Bahkan Arsjad secara khusus menarik diri sementara waktu dari keorganisasian dengan cuti hingga Pilpres 2024 meski hal itu tidak diwajibkan dalam AD/ART Kadin.
Menurut Yukki, pemilihan presiden merupakan pesta demokrasi yang seharusnya diselenggarakan dengan bahagia. “Jangan dibuat tegang-tegang. Mari kita lalui pesta demokrasi ini. Semua saya harapkan taat dan tunduk pada peraturan dan perundangan,” ucapnya.
Wakil Ketua Umum Bidang Organisasi Kadin Eka Sastra menegaskan Kadin tidak terlibat mendukung paslon nomor 1, 2 atau 3. Namun yang Kadin dukung adalah cara agar politik pemilu menghasilkan instrumen demonstrasi yang kokoh dan menjadi landasan pertumbuhan serta bagaimana ekonomi Indonesia bisa bergerak selangkah demi langkah agar bisa mencapai negara maju.
“Itulah komitmen Kadin dan Kadin telah menyumbangkan anak-anak terbaiknya dalam politik praktis. Ketua umum yang berhalangan hadir sudah masuk, kemudian dewan kehormatan kami sudah masuk, dan banyak kader-kader yang lain. Tapi sekali lagi itu personal. Secara institusi, Kadin tetap tegak kepada Plh. Ketum, kami akan selalu berjuang bagaimana menjaga demokrasi tidak mematikan ekonomi,” tuturnya.

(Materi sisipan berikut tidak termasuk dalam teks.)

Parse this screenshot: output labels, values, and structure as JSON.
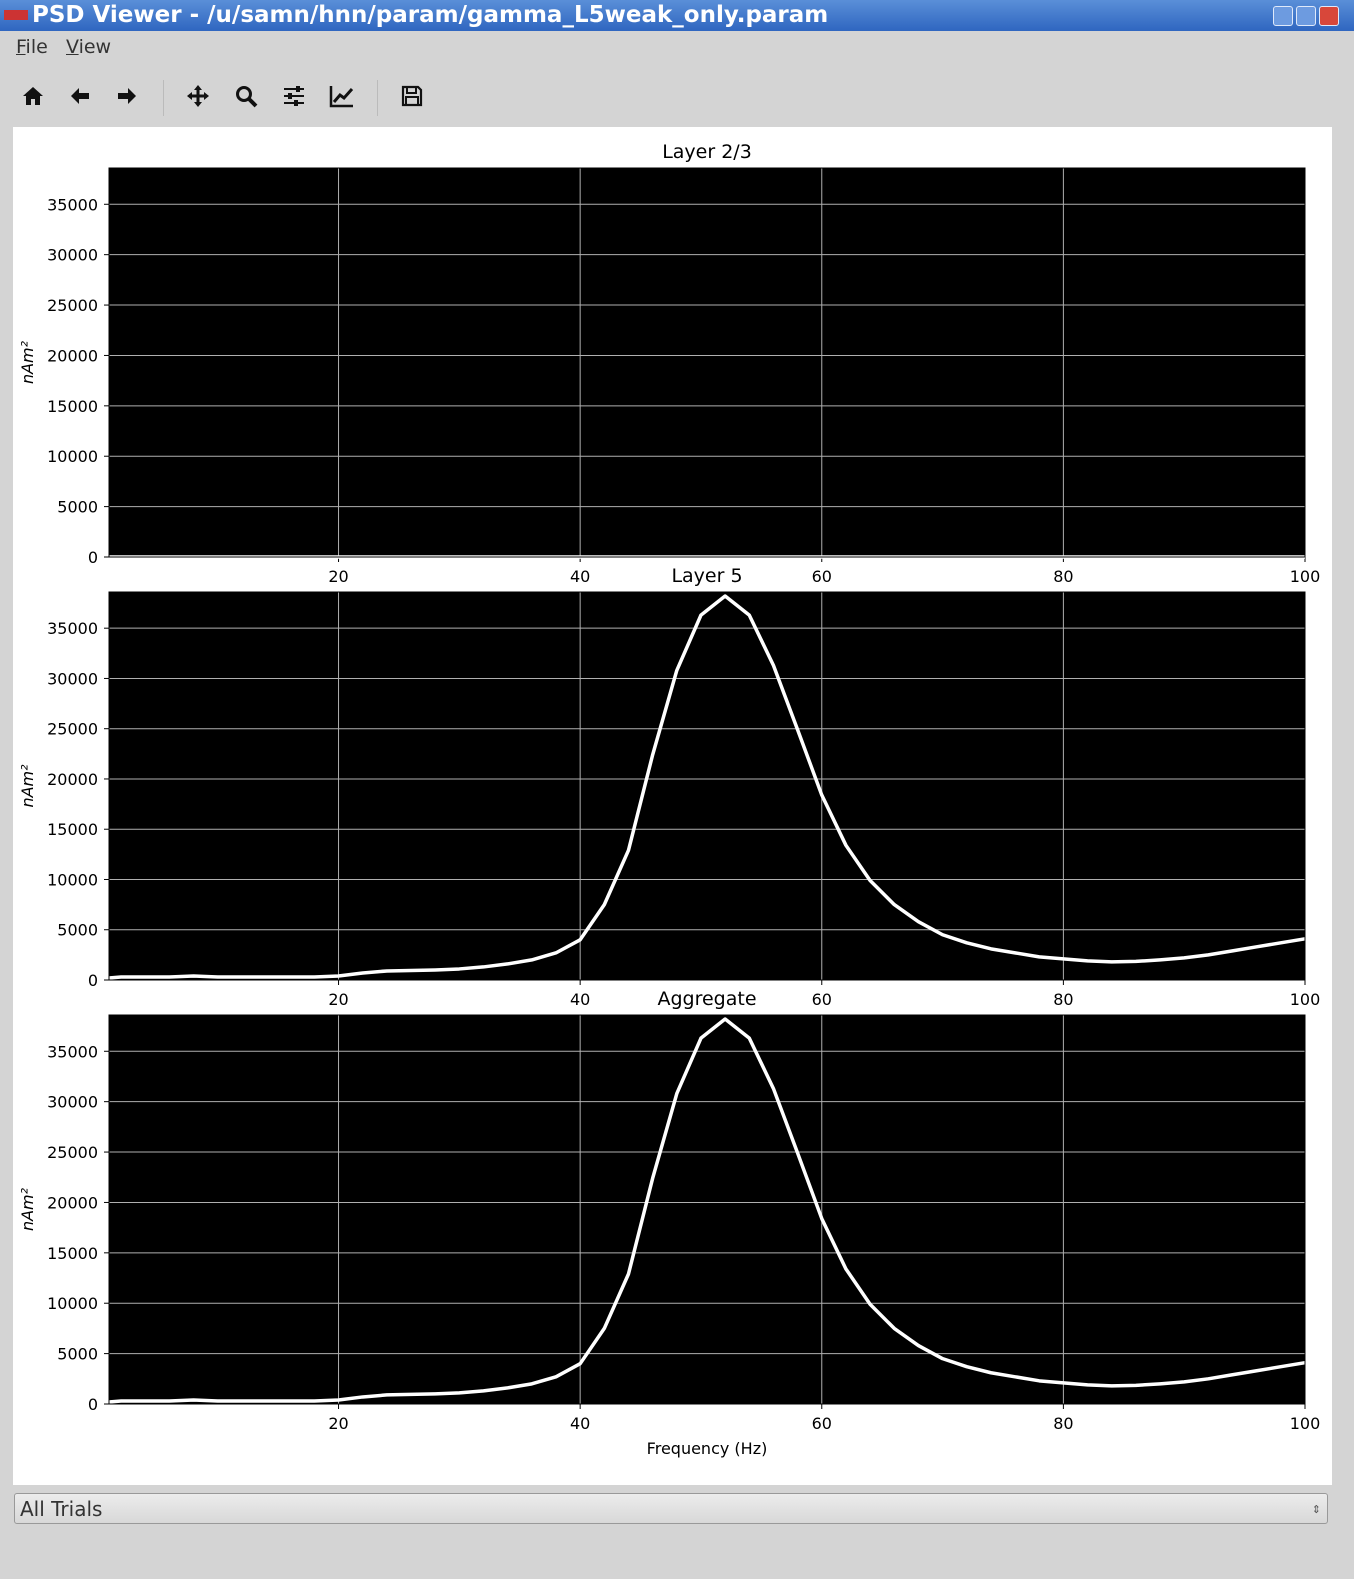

Pemilu digelar lima tahun sekali, tetapi Kadin Indonesia telah membuat roadmap Indonesia hingga 2045. “Kadin sudah berpikir hingga 2045, di mana Indonesia akan menjadi negara maju,” ujarnya.
Wisnu Pettalolo, Wakil Ketua Umum Kadin Bidang Asosiasi dan Himpunan Kadin Indonesia mengatakan seluruh asosiasi dan himpunan yang jumlahnya mencapai 208 organisasi pengusaha berharap pemerintah mendengar asipirasi dan hambatan dunia usaha.
“Kami ingin menyalurkan aspirasi hambatan dunia usaha ini kepada tiga pasangan calon presiden dan wakil presiden 2024. Kita berharap bisa menjadi catatan untuk pemerintahan mendatang,” kata Wisnu.